Sam Almo-Milkin: Stopping the “Everyday’s a Holiday” Announcements?
Imagine sitting peacefully in Morning Meeting, getting ready for meditation, preparing mentally for the day ahead, and then getting interrupted by the most distressing bit of news: Sam Almo-Milkin is stopping his daily holiday announcements!? He’s been doing it for two years! The student body of Sequoyah has never felt more shocked. Impossible, surely. But knowing it’s better to confront your worst fears, I spoke with Sam Almo-Milkin ’25, and other Sequoyah peers about the news. To my utmost disappointment, it was in fact, not impossible.
Rachel Youngstrom ’26 spoke with me about her feelings about the shocking revelation. Her initial reaction expressed how many Sequoyah high school students felt after hearing the news: “Oh my gosh, Sam, you’re gonna stop?
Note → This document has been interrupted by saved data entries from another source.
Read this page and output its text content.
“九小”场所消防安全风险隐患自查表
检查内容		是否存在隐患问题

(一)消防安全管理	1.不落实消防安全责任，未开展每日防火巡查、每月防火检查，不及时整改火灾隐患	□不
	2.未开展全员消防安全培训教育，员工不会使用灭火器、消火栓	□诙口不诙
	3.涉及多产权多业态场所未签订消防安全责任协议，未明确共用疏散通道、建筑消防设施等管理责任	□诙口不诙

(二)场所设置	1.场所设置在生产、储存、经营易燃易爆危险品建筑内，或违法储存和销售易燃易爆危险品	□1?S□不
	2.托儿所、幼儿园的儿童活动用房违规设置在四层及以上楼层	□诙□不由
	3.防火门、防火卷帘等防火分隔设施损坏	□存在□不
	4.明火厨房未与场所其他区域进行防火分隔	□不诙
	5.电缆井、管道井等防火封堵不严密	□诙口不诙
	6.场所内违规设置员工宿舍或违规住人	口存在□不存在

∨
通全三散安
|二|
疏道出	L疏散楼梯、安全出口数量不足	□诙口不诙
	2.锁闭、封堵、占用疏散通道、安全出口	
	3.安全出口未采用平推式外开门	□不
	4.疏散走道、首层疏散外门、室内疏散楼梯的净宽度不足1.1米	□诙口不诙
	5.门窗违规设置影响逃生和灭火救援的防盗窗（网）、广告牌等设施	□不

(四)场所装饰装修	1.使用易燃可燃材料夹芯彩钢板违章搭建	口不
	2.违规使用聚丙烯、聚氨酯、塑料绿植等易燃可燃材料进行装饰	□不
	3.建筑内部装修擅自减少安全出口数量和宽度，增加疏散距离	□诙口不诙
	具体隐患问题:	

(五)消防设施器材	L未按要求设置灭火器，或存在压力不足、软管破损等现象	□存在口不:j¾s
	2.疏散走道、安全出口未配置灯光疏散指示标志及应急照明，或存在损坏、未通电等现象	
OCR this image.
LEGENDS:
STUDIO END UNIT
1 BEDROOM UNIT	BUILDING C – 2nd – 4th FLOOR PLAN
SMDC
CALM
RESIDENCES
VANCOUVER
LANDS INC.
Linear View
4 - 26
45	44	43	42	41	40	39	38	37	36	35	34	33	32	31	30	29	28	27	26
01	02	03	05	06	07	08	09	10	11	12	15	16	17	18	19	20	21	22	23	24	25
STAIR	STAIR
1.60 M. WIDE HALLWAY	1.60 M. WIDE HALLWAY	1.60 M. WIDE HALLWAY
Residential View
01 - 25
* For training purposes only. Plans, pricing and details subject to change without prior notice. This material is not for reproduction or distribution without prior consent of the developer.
Why? You’re not even going to graduate next year! Why on earth would you do that?” However, after thinking on it, Youngstrom reflected that it made sense. “Twelfth graders obviously have a lot of stuff going on,” she reasoned, “And it’s important to have someone to carry on your legacy before you graduate, just to make sure that it happens.”
“He’s a busy, busy, busy, busy junior,” added Luca DiMassa ‘27. “He's worried about his future, his college.” But, DiMassa argued stopping the announcements might not actually be beneficial to Almo-Milkin’s future. “What would a college love to see on a resume? Morning Meeting announcer.” DiMassa also voiced disappointment, expressing that Almo-Milkin stepping down would have been fine if he was going out “with a bang,” but he isn’t. Sam Almo-Milkin’s term as Morning Meeting announcer is ending “with a whimper, with a dying halt, with a screech of pain.”
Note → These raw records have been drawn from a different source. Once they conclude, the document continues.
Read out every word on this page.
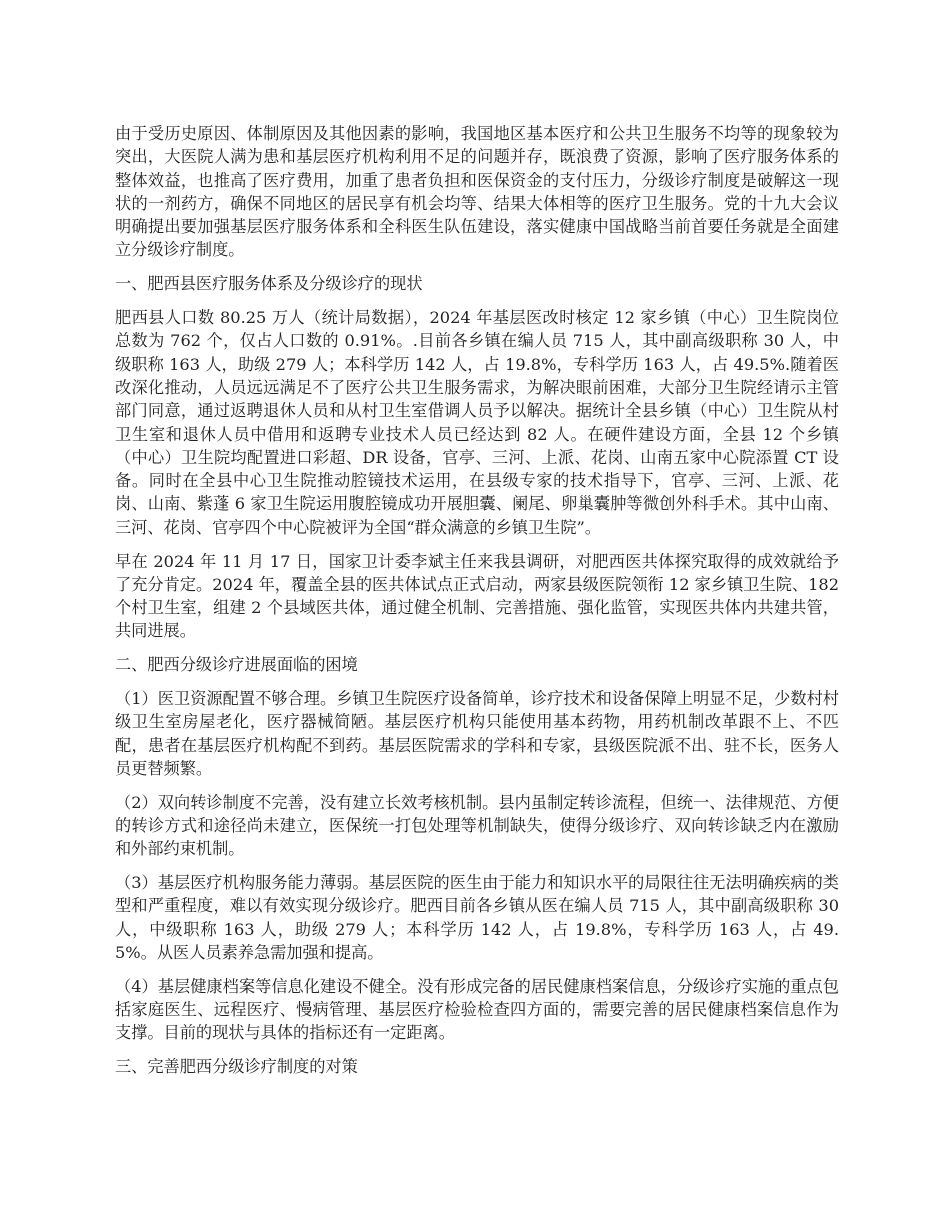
由于受历史原因、体制原因及其他因素的影响，我国地区基本医疗和公共卫生服务不均等的现象较为突出，大医院人满为患和基层医疗机构利用不足的问题并存，既浪费了资源，影响了医疗服务体系的整体效益，也推高了医疗费用，加重了患者负担和医保资金的支付压力，分级诊疗制度是破解这一现状的一剂药方，确保不同地区的居民享有机会均等、结果大体相等的医疗卫生服务。党的十九大会议明确提出要加强基层医疗服务体系和全科医生队伍建设，落实健康中国战略当前首要任务就是全面建立分级诊疗制度。

一、肥西县医疗服务体系及分级诊疗的现状

肥西县人口数 80.25 万人（统计局数据），2024 年基层医改时核定 12 家乡镇（中心）卫生院岗位总数为 762 个，仅占人口数的 0.91%。.目前各乡镇在编人员 715 人，其中副高级职称 30 人，中级职称 163 人，助级 279 人；本科学历 142 人，占 19.8%，专科学历 163 人，占 49.5%.随着医改深化推动，人员远远满足不了医疗公共卫生服务需求，为解决眼前困难，大部分卫生院经请示主管部门同意，通过返聘退休人员和从村卫生室借调人员予以解决。据统计全县乡镇（中心）卫生院从村卫生室和退休人员中借用和返聘专业技术人员已经达到 82 人。在硬件建设方面，全县 12 个乡镇（中心）卫生院均配置进口彩超、DR 设备，官亭、三河、上派、花岗、山南五家中心院添置 CT 设备。同时在全县中心卫生院推动腔镜技术运用，在县级专家的技术指导下，官亭、三河、上派、花岗、山南、紫蓬 6 家卫生院运用腹腔镜成功开展胆囊、阑尾、卵巢囊肿等微创外科手术。其中山南、三河、花岗、官亭四个中心院被评为全国“群众满意的乡镇卫生院”。

早在 2024 年 11 月 17 日，国家卫计委李斌主任来我县调研，对肥西医共体探究取得的成效就给予了充分肯定。2024 年，覆盖全县的医共体试点正式启动，两家县级医院领衔 12 家乡镇卫生院、182 个村卫生室，组建 2 个县域医共体，通过健全机制、完善措施、强化监管，实现医共体内共建共管，共同进展。

二、肥西分级诊疗进展面临的困境

（1）医卫资源配置不够合理。乡镇卫生院医疗设备简单，诊疗技术和设备保障上明显不足，少数村村级卫生室房屋老化，医疗器械简陋。基层医疗机构只能使用基本药物，用药机制改革跟不上、不匹配，患者在基层医疗机构配不到药。基层医院需求的学科和专家，县级医院派不出、驻不长，医务人员更替频繁。

（2）双向转诊制度不完善，没有建立长效考核机制。县内虽制定转诊流程，但统一、法律规范、方便的转诊方式和途径尚未建立，医保统一打包处理等机制缺失，使得分级诊疗、双向转诊缺乏内在激励和外部约束机制。

（3）基层医疗机构服务能力薄弱。基层医院的医生由于能力和知识水平的局限往往无法明确疾病的类型和严重程度，难以有效实现分级诊疗。肥西目前各乡镇从医在编人员 715 人，其中副高级职称 30 人，中级职称 163 人，助级 279 人；本科学历 142 人，占 19.8%，专科学历 163 人，占 49.5%。从医人员素养急需加强和提高。

（4）基层健康档案等信息化建设不健全。没有形成完备的居民健康档案信息，分级诊疗实施的重点包括家庭医生、远程医疗、慢病管理、基层医疗检验检查四方面的，需要完善的居民健康档案信息作为支撑。目前的现状与具体的指标还有一定距离。

三、完善肥西分级诊疗制度的对策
Sam Almo-Milkin offered a different perspective, stating he had been doing the announcements for a long time: “I’ve said all of the daily announcements that there are to say, objectively, [and] there are only 365 days a year.” When asked if he might regret stepping down from the position, Almo-Milkin responded matter-of-factly, “No, no. I will not regret it. I’ve been doing it for at least one cycle. I’ve given some of the same announcements twice.”
There’s no doubt Almo-Milkin is a crowd favorite in Morning Meetings. According to DiMassa, “he gave the facts and no one else was willing to share his hardcore journalism.” His announcements “shed a light [on] the rest of the world surrounding Sequoyah.” But now that this golden period in Morning Meeting’s short history is ending, Sam Almo-Milkin will need to choose a successor. The students I spoke to all had picks in mind, but Almo-Milkin himself said he didn’t have anyone in particular selected. However, he did share a link to a Google Form for applying for the position, and stated that, “in the future, there will be a Google Form sent to the entire student body.” So, as the world keeps turning, the Sequoyah high school community will just have to figure out what a Morning Meeting without Sam Almo-Milkin’s daily announcements will look like.